Deployment 1 2005-2006
It is my belief that a first deployment is a unique experience that will not be recreated in the next deployments. For me the first deployment had it's challenges, but I did not feel right to complain. I carried a pride for my husband, and a duty to carry on and get through it. Being in a military family, you know a deployment is inevitable, so to complain on the first one would set a bad precedent. I feel like I grew a ton on this first deployment and was able to become a real independent woman. For our first deployment we did not have children yet, so I was really able to do as I pleased. Everything during a first deployment is a new experience/obstacle and a test to yourself and your strength to get through and prevail.
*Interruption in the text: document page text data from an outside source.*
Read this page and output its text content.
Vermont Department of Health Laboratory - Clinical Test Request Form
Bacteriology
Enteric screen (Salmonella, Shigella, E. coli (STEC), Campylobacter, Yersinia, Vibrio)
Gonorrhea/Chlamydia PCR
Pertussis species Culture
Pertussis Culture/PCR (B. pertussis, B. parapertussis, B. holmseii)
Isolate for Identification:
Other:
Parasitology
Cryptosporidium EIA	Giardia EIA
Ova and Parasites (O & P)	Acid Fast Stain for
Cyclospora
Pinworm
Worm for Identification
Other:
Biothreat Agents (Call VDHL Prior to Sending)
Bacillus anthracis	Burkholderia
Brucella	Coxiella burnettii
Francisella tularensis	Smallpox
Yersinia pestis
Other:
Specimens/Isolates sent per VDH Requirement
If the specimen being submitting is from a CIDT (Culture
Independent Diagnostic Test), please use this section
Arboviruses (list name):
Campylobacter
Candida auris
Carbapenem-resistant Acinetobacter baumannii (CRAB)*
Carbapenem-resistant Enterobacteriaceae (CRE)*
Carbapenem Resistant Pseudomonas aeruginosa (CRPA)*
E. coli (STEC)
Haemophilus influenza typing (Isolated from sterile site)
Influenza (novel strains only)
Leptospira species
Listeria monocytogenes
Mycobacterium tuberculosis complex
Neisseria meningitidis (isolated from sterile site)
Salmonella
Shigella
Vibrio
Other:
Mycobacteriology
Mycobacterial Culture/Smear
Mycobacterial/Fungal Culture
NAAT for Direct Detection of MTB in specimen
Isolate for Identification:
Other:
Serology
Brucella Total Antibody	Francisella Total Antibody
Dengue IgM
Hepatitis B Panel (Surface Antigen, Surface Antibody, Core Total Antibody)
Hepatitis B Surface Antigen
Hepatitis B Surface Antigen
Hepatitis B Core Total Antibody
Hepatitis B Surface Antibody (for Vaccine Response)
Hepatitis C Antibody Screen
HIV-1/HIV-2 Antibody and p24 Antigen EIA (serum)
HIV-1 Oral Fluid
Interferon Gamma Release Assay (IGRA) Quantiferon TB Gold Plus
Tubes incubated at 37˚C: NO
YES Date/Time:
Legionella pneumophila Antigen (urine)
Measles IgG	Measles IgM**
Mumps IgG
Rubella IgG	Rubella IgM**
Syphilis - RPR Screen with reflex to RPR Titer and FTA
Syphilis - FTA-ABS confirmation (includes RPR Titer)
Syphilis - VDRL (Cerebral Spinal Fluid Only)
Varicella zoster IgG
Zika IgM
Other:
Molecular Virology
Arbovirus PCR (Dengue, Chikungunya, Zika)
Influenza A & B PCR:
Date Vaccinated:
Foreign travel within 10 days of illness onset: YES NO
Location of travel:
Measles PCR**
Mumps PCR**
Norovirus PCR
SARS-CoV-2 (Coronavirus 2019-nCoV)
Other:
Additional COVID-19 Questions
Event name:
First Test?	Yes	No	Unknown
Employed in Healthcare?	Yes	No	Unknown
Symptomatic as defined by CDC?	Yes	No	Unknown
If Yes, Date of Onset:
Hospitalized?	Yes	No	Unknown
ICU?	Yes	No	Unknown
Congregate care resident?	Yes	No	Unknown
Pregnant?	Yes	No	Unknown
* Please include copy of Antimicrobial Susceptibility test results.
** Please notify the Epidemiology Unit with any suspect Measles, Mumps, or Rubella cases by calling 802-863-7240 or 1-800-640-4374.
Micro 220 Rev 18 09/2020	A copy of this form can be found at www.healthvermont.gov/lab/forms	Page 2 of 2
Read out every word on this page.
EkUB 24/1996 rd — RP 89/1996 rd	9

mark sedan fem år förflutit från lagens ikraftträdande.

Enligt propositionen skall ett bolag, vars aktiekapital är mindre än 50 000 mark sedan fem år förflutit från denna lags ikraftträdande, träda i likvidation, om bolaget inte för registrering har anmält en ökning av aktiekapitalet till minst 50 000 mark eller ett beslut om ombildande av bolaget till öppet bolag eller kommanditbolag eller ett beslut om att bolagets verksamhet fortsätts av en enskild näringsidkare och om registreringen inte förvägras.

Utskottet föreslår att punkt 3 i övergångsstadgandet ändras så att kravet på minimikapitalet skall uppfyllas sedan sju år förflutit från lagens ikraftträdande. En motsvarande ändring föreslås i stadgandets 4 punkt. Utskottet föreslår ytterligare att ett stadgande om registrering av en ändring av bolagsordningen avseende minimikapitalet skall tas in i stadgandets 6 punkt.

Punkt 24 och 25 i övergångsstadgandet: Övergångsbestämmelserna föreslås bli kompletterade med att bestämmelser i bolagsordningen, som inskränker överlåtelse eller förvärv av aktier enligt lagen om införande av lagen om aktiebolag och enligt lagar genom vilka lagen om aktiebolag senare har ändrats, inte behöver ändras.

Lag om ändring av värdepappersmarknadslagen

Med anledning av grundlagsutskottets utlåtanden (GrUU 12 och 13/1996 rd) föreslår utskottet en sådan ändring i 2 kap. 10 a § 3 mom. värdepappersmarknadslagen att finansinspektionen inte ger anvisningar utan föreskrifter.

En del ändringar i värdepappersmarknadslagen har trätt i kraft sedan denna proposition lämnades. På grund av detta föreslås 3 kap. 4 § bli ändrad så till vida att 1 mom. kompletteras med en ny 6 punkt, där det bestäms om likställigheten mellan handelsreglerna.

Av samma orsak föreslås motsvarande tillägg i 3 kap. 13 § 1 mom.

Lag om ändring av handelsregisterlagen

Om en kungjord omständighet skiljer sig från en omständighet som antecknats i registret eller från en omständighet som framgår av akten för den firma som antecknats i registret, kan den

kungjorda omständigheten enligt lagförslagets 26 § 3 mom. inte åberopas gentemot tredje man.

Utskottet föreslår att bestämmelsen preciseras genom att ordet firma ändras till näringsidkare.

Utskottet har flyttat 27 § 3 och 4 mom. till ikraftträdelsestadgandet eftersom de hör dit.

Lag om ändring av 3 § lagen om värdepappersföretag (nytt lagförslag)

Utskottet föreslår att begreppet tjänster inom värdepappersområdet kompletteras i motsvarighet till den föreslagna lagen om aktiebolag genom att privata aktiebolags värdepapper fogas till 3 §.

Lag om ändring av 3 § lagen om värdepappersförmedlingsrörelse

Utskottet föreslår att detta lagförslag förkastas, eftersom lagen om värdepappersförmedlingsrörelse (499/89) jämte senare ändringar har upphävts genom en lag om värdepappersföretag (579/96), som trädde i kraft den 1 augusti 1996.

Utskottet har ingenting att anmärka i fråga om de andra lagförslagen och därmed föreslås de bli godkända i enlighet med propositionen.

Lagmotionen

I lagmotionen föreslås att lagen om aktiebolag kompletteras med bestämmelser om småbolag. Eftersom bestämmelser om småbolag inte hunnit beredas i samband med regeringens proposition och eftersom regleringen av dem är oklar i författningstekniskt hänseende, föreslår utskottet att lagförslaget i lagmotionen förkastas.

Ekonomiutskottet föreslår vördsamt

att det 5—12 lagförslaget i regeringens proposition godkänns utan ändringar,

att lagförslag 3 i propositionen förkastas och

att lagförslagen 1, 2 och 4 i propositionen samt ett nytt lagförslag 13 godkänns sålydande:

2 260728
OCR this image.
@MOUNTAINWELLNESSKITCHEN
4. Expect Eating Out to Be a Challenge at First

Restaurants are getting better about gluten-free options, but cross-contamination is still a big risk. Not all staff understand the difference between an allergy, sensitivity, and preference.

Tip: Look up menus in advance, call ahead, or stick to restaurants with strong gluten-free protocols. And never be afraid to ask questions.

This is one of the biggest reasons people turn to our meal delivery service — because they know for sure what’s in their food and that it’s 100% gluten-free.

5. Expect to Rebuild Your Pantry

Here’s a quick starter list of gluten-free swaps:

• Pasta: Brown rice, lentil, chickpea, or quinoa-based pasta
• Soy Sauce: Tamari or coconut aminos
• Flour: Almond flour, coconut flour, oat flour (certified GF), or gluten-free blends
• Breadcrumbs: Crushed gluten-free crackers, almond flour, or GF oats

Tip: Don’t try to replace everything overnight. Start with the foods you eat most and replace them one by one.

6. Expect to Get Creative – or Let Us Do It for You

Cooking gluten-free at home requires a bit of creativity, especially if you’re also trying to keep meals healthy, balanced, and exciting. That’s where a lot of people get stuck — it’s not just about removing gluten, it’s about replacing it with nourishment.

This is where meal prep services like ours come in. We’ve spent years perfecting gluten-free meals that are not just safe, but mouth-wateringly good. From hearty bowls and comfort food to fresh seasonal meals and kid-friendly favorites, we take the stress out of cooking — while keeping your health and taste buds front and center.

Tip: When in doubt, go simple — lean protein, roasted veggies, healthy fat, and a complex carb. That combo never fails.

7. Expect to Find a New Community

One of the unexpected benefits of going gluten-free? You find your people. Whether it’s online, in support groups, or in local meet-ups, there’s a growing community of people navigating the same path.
I was very proud of myself at the end of this first deployment, and while I hated the absence of my husband, I look fondly on the time I got to really know myself and what I am capable of.
Deployment 2 2008-2009
This deployment was the lowest point for me in our military family life and also for our marriage. This deployment tested me on many levels, but especially emotionally and psychologically. Just prior to this deployment we pcs'd to a new duty station. Then Pat immediately went away TDY to a course. He returned and we tried to settle into a new house, new town, and new duty station. Pat left when Ryan was four months old. Not only was I facing the newness of my surroundings, I was a new mother. I was not feeling completely comfortable with my new role as mother yet, and I had not imagined dealing with all the challenges a child would bring alone as a single mother. I found my way through this deployment, but I struggled a lot. I had literally NO support network for myself. My holidays were spent alone with Ryan, and the only people I saw in person for most of this deployment were the cashiers at Walmart. Pat was my rock as much as he could be from Afghanistan, but I do not think he realized how painful this deployment was for me on so many levels. That year taught me a lot about motherhood, and I am thankful for those lessons and for all the time I shared with Ryan. I just hope that I was a good enough mother to him during that time. When Pat returned, so did my spirit.
Deployment 3 2010-2011
This deployment is not like the others in that communication if really difficult and sporadic, the mission is extremely difficult for our Soldiers, and the amenities and living conditions for our Soldiers are the bare minimum. I am afraid that the stress of this deployment could end up affecting Pat on emotional/psychological levels like the second deployment did for me. I do not even completely understand what life is like for him over there. For us here, we are thriving. Having the two boys keeps me busy and happy. Ryan is now at an age where we can verbally communicate and can play. Sean is a sweet and happy baby and also loves to play with Ryan. This deployment is not stressful for me because not only do I feel like I know what I'm doing as a mother now, but the year before this deployment Pat was gone so much that I'm used to doing everything alone. The time is actually moving rather quickly. I do not know what I would do without my boys. They keep me sane. I enjoy the routine that our days have. Being the best mother I can be to my two little boys is the reason to keep my chin up and a smile on my face. I miss Pat terribly and hate that he is missing everything with the boys, but I try to keep him as included as possible given the poor communication system. However, spending the days with the boys leaves me very little time to wallow in how much I miss Pat.
As I am now in my third deployment I can see how different each deployment is. I find it interesting that my second deployment was the worst. I think the circumstances around the deployment make a big impact on how you handle it. I hope I never find myself in a similar situation as deployment 2 again. And at this point I hope we get a break from deployments and some much needed family time when this third one is done.